Animatorbob, while it is true the are more than two types of RAID, you will probably only be dealing with 2 of them if you have two drives, RAID0 for performance and RAID1 for duplication. You said you want RAID0, so we'll go with that.
Are you working with onboard RAID or a RAID controller card? I have an onboard RAID controller on my Epox 4G4A+, and and this is how I set it up.
First, you want to back up because you are going to be re-partitioning and formatting your drives. Then you want to make sure you have the drivers for your RAID controller on a floppy (you will need them later.) Then you want to connect your drives on the RAID controller. There should be one drive on the primary master and one on the primary slave. Both drives should be set to master. Then you want to boot into the BIOS and enable the RAID controller if it is built into the board and tell it to boot from the RAID controller first (this may be different for you, so consult your motherboard manual and/or RAID user guide.)

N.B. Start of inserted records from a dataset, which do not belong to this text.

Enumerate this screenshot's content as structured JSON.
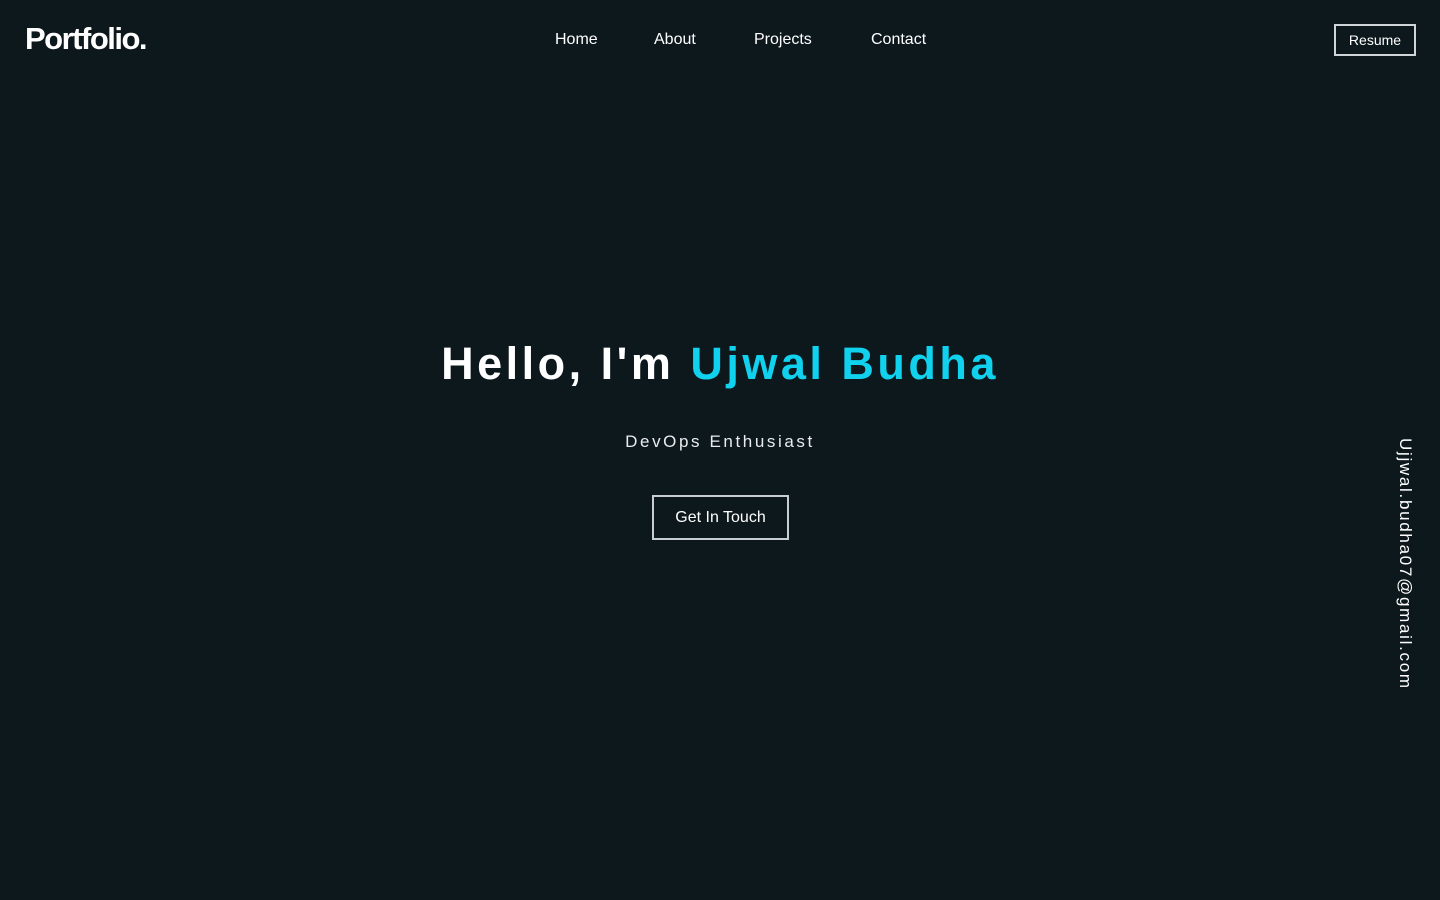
{
  "header": {
    "logo": "Portfolio.",
    "nav": {
      "home": "Home",
      "about": "About",
      "projects": "Projects",
      "contact": "Contact"
    },
    "resume_label": "Resume"
  },
  "hero": {
    "greeting": "Hello, I'm ",
    "name": "Ujwal Budha",
    "subtitle": "DevOps Enthusiast",
    "cta_label": "Get In Touch"
  },
  "sidebar": {
    "email": "Ujjwal.budha07@gmail.com"
  },
  "colors": {
    "background": "#0d181d",
    "accent": "#11d2ee",
    "text": "#ffffff"
  }
}
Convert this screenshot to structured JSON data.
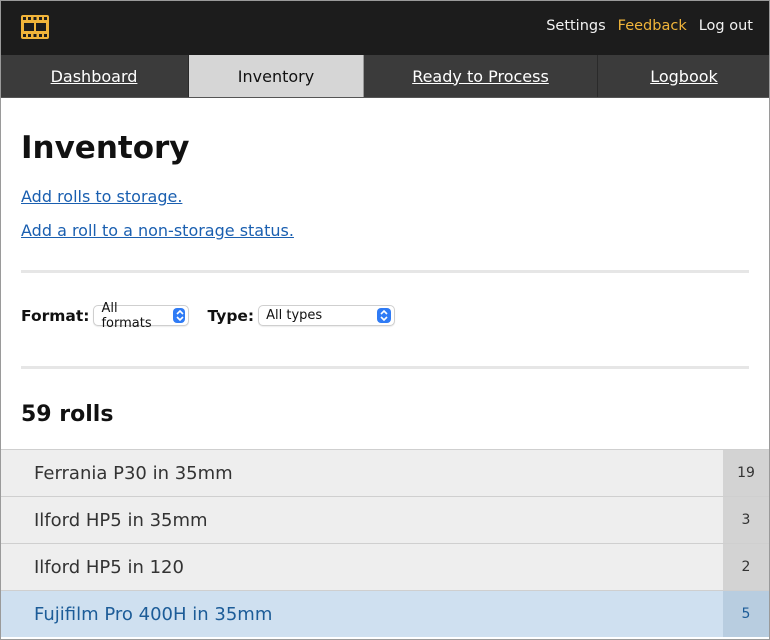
{
  "header": {
    "logo_icon": "film-strip-icon",
    "nav": [
      {
        "label": "Settings",
        "accent": false
      },
      {
        "label": "Feedback",
        "accent": true
      },
      {
        "label": "Log out",
        "accent": false
      }
    ]
  },
  "tabs": [
    {
      "label": "Dashboard",
      "active": false
    },
    {
      "label": "Inventory",
      "active": true
    },
    {
      "label": "Ready to Process",
      "active": false
    },
    {
      "label": "Logbook",
      "active": false
    }
  ],
  "main": {
    "title": "Inventory",
    "add_storage_link": "Add rolls to storage.",
    "add_status_link": "Add a roll to a non-storage status.",
    "filters": {
      "format_label": "Format:",
      "format_value": "All formats",
      "type_label": "Type:",
      "type_value": "All types"
    },
    "roll_count": "59 rolls",
    "rolls": [
      {
        "name": "Ferrania P30 in 35mm",
        "count": "19"
      },
      {
        "name": "Ilford HP5 in 35mm",
        "count": "3"
      },
      {
        "name": "Ilford HP5 in 120",
        "count": "2"
      },
      {
        "name": "Fujifilm Pro 400H in 35mm",
        "count": "5"
      }
    ]
  },
  "colors": {
    "accent": "#f0b43a",
    "link": "#1a5fb0",
    "select_chevron": "#2f7bf5"
  }
}
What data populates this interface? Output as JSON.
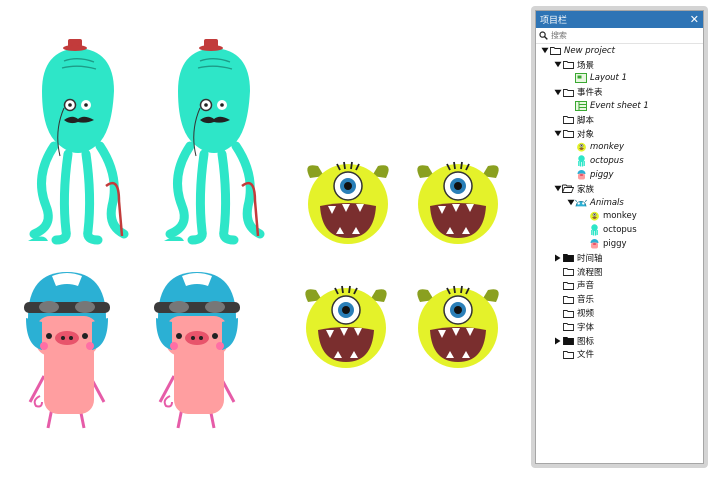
{
  "panel": {
    "title": "项目栏",
    "close_icon": "close-icon",
    "search_placeholder": "搜索"
  },
  "tree": [
    {
      "label": "New project",
      "level": 0,
      "toggle": "expanded",
      "icon": "folder-icon",
      "italic": true
    },
    {
      "label": "场景",
      "level": 1,
      "toggle": "expanded",
      "icon": "folder-icon",
      "italic": false
    },
    {
      "label": "Layout 1",
      "level": 2,
      "toggle": "none",
      "icon": "layout-icon",
      "italic": true
    },
    {
      "label": "事件表",
      "level": 1,
      "toggle": "expanded",
      "icon": "folder-icon",
      "italic": false
    },
    {
      "label": "Event sheet 1",
      "level": 2,
      "toggle": "none",
      "icon": "event-sheet-icon",
      "italic": true
    },
    {
      "label": "脚本",
      "level": 1,
      "toggle": "none",
      "icon": "folder-icon",
      "italic": false
    },
    {
      "label": "对象",
      "level": 1,
      "toggle": "expanded",
      "icon": "folder-icon",
      "italic": false
    },
    {
      "label": "monkey",
      "level": 2,
      "toggle": "none",
      "icon": "monkey-icon",
      "italic": true
    },
    {
      "label": "octopus",
      "level": 2,
      "toggle": "none",
      "icon": "octopus-icon",
      "italic": true
    },
    {
      "label": "piggy",
      "level": 2,
      "toggle": "none",
      "icon": "piggy-icon",
      "italic": true
    },
    {
      "label": "家族",
      "level": 1,
      "toggle": "expanded",
      "icon": "folder-open-icon",
      "italic": false
    },
    {
      "label": "Animals",
      "level": 2,
      "toggle": "expanded",
      "icon": "family-icon",
      "italic": true
    },
    {
      "label": "monkey",
      "level": 3,
      "toggle": "none",
      "icon": "monkey-icon",
      "italic": false
    },
    {
      "label": "octopus",
      "level": 3,
      "toggle": "none",
      "icon": "octopus-icon",
      "italic": false
    },
    {
      "label": "piggy",
      "level": 3,
      "toggle": "none",
      "icon": "piggy-icon",
      "italic": false
    },
    {
      "label": "时间轴",
      "level": 1,
      "toggle": "collapsed",
      "icon": "folder-filled-icon",
      "italic": false
    },
    {
      "label": "流程图",
      "level": 1,
      "toggle": "none",
      "icon": "folder-icon",
      "italic": false
    },
    {
      "label": "声音",
      "level": 1,
      "toggle": "none",
      "icon": "folder-icon",
      "italic": false
    },
    {
      "label": "音乐",
      "level": 1,
      "toggle": "none",
      "icon": "folder-icon",
      "italic": false
    },
    {
      "label": "视频",
      "level": 1,
      "toggle": "none",
      "icon": "folder-icon",
      "italic": false
    },
    {
      "label": "字体",
      "level": 1,
      "toggle": "none",
      "icon": "folder-icon",
      "italic": false
    },
    {
      "label": "图标",
      "level": 1,
      "toggle": "collapsed",
      "icon": "folder-filled-icon",
      "italic": false
    },
    {
      "label": "文件",
      "level": 1,
      "toggle": "none",
      "icon": "folder-icon",
      "italic": false
    }
  ],
  "colors": {
    "titlebar": "#2e74b5",
    "octopus": "#2ee6c8",
    "monkey": "#e4f22a",
    "monkey_mouth": "#7a2e2e",
    "piggy": "#ff9ea0",
    "helmet": "#2bb0d4"
  }
}
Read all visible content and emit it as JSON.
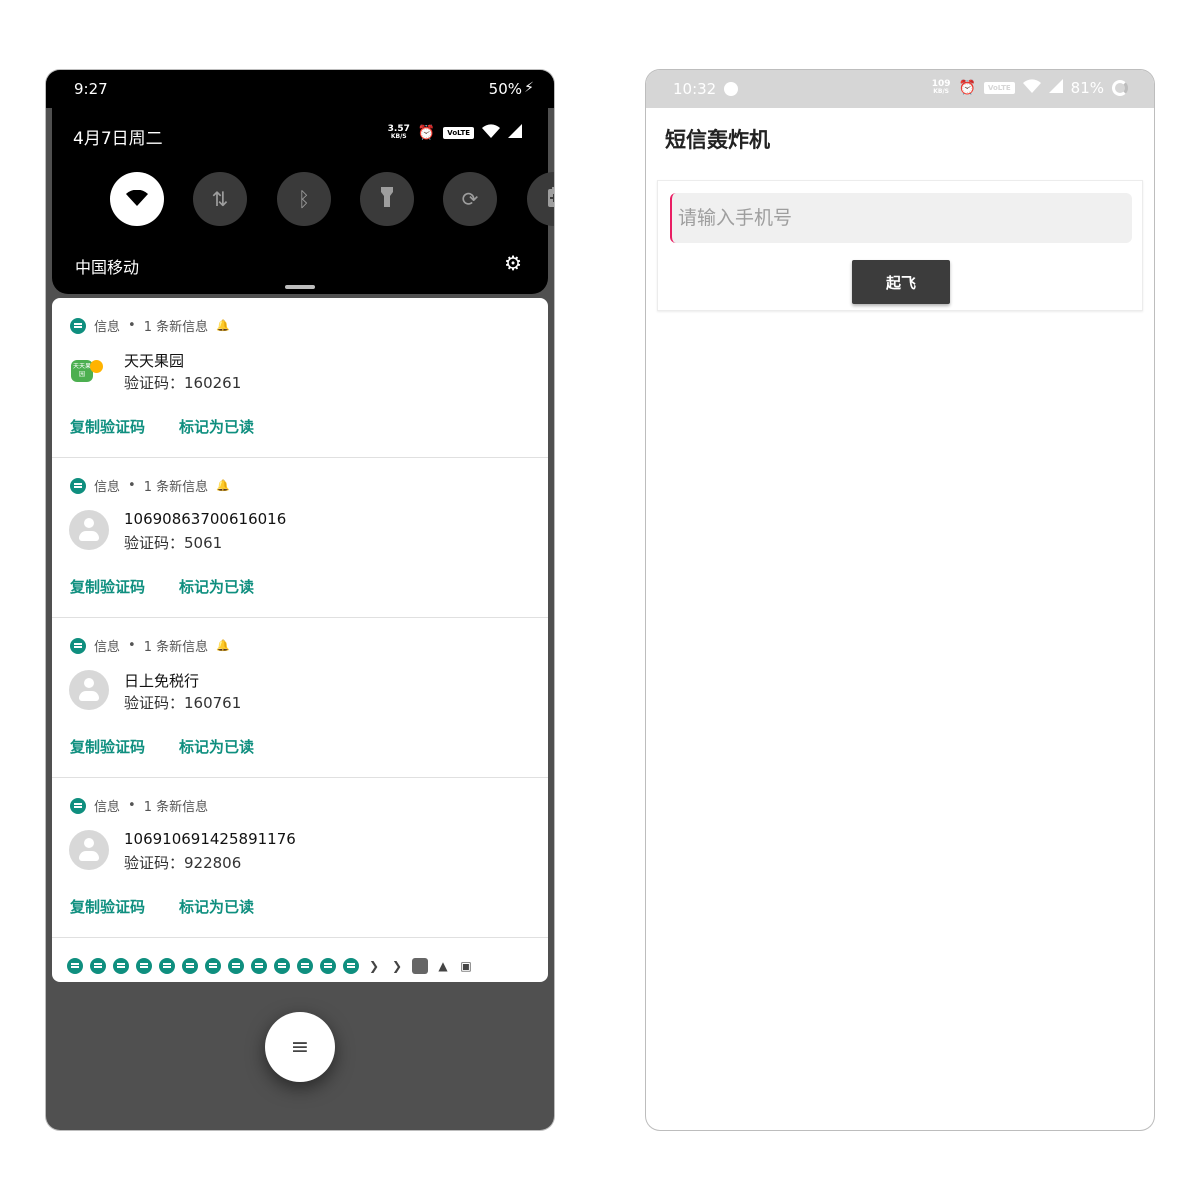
{
  "left_phone": {
    "statusbar": {
      "time": "9:27",
      "battery": "50%",
      "charging_icon": "bolt-icon"
    },
    "quick_settings": {
      "date": "4月7日周二",
      "netspeed_value": "3.57",
      "netspeed_unit": "KB/S",
      "volte": "VoLTE",
      "tiles": [
        "wifi-icon",
        "mobile-data-icon",
        "bluetooth-icon",
        "flashlight-icon",
        "auto-rotate-icon",
        "battery-saver-icon"
      ],
      "carrier": "中国移动"
    },
    "notifications": [
      {
        "app": "信息",
        "summary": "1 条新信息",
        "title": "天天果园",
        "logo_text": "天天果园",
        "body": "验证码：160261",
        "actions": [
          "复制验证码",
          "标记为已读"
        ]
      },
      {
        "app": "信息",
        "summary": "1 条新信息",
        "title": "10690863700616016",
        "body": "验证码：5061",
        "actions": [
          "复制验证码",
          "标记为已读"
        ]
      },
      {
        "app": "信息",
        "summary": "1 条新信息",
        "title": "日上免税行",
        "body": "验证码：160761",
        "actions": [
          "复制验证码",
          "标记为已读"
        ]
      },
      {
        "app": "信息",
        "summary": "1 条新信息",
        "title": "106910691425891176",
        "body": "验证码：922806",
        "actions": [
          "复制验证码",
          "标记为已读"
        ]
      }
    ],
    "accent_color": "#0f8f7f"
  },
  "right_phone": {
    "statusbar": {
      "time": "10:32",
      "netspeed_value": "109",
      "netspeed_unit": "KB/S",
      "volte": "VoLTE",
      "battery": "81%"
    },
    "app_title": "短信轰炸机",
    "phone_input": {
      "placeholder": "请输入手机号",
      "value": ""
    },
    "takeoff_button": "起飞"
  }
}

After you do that, save your settings and reboot, then go into the RAID BIOS when it asks you to, (for a Highpoint controller you press Ctrl+H when it is detecting your drives) and set up your array.
Select "Create Array." Select RAID0 Mirroring, select the two drives you want to use, select a block size (this is the size of the "blocks" of data that are transferred to and from the RAID array. For most home users, 32k or 64k is a good value, but you should use whatever size you feel give the best performance.)
Now select "Start Creation Process." This should only take about two seconds. Now reboot your system, and set up your operating system, or partition and format your drives, whichever you do first. For Windows XP, I just insert the CD, and as soon as the blue screen comes up push F5 to install the third party RAID controller. It will prompt you for the drivers, at which time you install the floppy disk with your RAID controller drivers on them. Make sure you hit "S" and make windows use these drivers.
Then, Windows will partition and format the RAID0 array, Windows will install, and that is pretty much all there is to it. As far as Windows is concerned, the two drives in your RAID array are just one drive.